Recognizing the threat invasive weeds pose to the landscape, a consortium of dedicated partner groups was formed in 2015 to combat the issue. Members of the consortium include the Nez Perce Tribe (and their bio-control center), the Idaho Department of Fish and Game, Idaho County, private landowners, and the Nez Perce-Clearwater National Forests. Each group works together to tackle the issue, while delegating efforts in different focus areas. These groups use a variety of tools to address the issue on a broad scale.

One tool the consortium uses to address invasive weeds is biological control. Biological control is the practice of using natural prey–predator relationships to combat invasive species. For these weeds, one predator is a tiny insect called the weevil. Weevils feed on the weeds’ seeds and roots, killing the plant. However, weevils only eat specific weeds, so native plants are left unharmed. Distributing weevils in areas with invasive weeds provides a targeted, effective approach to the issue.

When first approached about the biological control program, Forest Supervisor Cheryl Probert recognized the capacity this consortium had to address the issue.

“I believe that the management of invasive species is the most important action we can take to sustain the health and diversity of the forest for wildlife, watersheds, and people,” said Probert. “I am excited that the forest can partner with landowners, counties, and the Nez Perce Bio-Control Center to use this more natural form of invasive plant control.”

This summer saw a resurgence in the work of the consortium and a renewed commitment from each partner group to dedicate time and resources to combat invasive weeds in the Selway–Bitterroot Wilderness, Frank Church–River of No Return Wilderness, and Gospel Hump Wilderness.

In the Selway–Bitterroot Wilderness, the Idaho Department of Fish and Game coordinated with the Nez Perce Bio-Control Center to pack thousands of weevils into the backcountry for biological control releases in the Selway and Lochsa drainages. By tackling these weeds, Idaho Department of Fish and Game hopes to help improve important elk habitat in the wilderness. The agency further supports these biological control projects by providing funding to the Nez Perce Tribe Bio-Control Center to raise and harvest the weevils that are later distributed on the landscape.

In the Frank Church–River of No Return Wilderness, staff from the Nez Perce Bio-Control Center coordinated with the Nez Perce-Clearwater National Forests and private ranches along the Salmon River to host workshops about biological control. At these workshops, landowners were taught about the purpose and use of biological control, and given weevils to distribute back on their ranches in the Wild and Scenic Salmon River corridor and adjacent to the wilderness boundary. Landowners were taught best methods for deploying the insects and given an explanation of how and why the weevils are such an effective tool against invasive weeds.

The consortium has submitted a proposal to begin assessing potential biological control releases in the Gospel Hump Wilderness.

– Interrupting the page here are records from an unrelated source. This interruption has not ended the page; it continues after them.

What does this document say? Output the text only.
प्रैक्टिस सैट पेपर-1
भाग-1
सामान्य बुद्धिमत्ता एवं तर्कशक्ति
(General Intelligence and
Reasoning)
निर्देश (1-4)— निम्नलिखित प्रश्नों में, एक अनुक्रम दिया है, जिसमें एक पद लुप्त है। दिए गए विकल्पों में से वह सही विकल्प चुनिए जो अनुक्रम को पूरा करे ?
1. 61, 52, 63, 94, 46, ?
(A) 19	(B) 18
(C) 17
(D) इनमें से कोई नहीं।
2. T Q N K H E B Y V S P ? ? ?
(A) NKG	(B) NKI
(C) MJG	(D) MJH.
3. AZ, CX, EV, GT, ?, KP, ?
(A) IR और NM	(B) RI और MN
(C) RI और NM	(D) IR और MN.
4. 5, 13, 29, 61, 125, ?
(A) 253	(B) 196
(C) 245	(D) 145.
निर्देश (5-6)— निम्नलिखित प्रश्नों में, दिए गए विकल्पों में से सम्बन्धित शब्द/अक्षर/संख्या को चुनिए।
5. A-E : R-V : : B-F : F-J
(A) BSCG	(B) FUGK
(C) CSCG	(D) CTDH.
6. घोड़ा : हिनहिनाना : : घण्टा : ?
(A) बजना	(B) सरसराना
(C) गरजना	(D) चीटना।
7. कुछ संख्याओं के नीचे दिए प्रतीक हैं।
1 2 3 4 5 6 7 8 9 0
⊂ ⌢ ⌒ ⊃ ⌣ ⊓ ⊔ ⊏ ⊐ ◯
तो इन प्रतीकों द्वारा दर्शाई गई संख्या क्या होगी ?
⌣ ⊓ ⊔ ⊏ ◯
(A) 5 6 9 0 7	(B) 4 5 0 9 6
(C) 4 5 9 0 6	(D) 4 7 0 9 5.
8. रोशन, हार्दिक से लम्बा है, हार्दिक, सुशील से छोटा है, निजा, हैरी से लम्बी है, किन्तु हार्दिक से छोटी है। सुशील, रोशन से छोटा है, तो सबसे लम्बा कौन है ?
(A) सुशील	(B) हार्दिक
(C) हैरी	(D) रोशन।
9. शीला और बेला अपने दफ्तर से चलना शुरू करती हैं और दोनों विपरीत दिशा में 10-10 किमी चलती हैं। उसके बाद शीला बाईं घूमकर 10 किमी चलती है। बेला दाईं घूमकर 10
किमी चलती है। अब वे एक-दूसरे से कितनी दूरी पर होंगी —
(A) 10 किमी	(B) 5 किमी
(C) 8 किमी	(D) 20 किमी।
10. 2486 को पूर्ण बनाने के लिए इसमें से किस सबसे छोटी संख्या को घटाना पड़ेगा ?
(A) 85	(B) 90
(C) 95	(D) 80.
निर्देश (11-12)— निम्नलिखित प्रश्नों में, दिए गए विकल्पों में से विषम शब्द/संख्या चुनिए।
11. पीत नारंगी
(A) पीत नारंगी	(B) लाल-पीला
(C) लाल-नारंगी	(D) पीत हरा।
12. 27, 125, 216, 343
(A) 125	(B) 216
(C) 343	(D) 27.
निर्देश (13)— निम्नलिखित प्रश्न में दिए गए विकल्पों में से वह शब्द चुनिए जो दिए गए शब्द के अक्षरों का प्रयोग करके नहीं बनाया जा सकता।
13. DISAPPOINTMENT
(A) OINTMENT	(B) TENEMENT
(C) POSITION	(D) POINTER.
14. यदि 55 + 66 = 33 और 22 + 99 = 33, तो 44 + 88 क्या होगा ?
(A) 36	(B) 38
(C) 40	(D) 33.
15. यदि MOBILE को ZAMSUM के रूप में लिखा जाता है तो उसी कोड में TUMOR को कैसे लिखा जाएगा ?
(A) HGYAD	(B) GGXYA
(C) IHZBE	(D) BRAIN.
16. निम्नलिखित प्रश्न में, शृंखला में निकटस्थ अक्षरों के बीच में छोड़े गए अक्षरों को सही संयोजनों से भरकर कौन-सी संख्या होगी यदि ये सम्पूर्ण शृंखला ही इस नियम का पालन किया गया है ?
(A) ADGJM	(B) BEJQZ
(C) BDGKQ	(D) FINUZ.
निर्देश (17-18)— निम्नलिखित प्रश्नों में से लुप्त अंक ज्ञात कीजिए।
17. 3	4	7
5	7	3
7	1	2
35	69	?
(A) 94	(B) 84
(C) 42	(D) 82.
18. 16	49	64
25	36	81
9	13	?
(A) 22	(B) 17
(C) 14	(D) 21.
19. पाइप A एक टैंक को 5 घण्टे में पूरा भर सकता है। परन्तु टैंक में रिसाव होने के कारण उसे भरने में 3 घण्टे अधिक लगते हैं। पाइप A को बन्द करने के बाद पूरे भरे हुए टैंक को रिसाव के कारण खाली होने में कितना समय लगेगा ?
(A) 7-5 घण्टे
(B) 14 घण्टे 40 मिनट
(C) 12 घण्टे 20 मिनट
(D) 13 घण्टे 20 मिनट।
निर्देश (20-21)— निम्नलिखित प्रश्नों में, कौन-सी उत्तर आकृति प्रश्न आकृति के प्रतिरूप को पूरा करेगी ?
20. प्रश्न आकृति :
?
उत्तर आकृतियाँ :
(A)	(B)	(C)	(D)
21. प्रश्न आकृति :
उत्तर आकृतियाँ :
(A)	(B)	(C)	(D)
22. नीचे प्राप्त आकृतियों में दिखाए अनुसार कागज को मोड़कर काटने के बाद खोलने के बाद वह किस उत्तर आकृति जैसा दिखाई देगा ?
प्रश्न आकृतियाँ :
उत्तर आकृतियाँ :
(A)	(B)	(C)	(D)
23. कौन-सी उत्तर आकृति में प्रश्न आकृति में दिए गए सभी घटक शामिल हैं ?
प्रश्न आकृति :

These projects would have an additional focus on “Early Detection and Rapid Response” efforts that limit the spread of invasive weeds in the wilderness.

These projects, along with those completed in the past and planned for the future, demonstrate the importance of this partnership effort. Invasive weeds are widespread and resilient, and pose a direct threat to both public and private lands. The consortium allows this important biological control work to take place in an effective manner more powerful than any one entity could accomplish alone. Paul Brusven, Nez Perce Bio-Control Center Coordinator, describes the effort as “neighbors helping neighbors.”

“The power of invasive weed control is bringing people together to combat these weeds in an integrated manner,” said Brusven.

By working together, landowners and land managers have a greater chance of effectively combating invasive weeds on the Nez Perce-Clearwater National Forests, protecting the health and diversity of the forest for generations to come.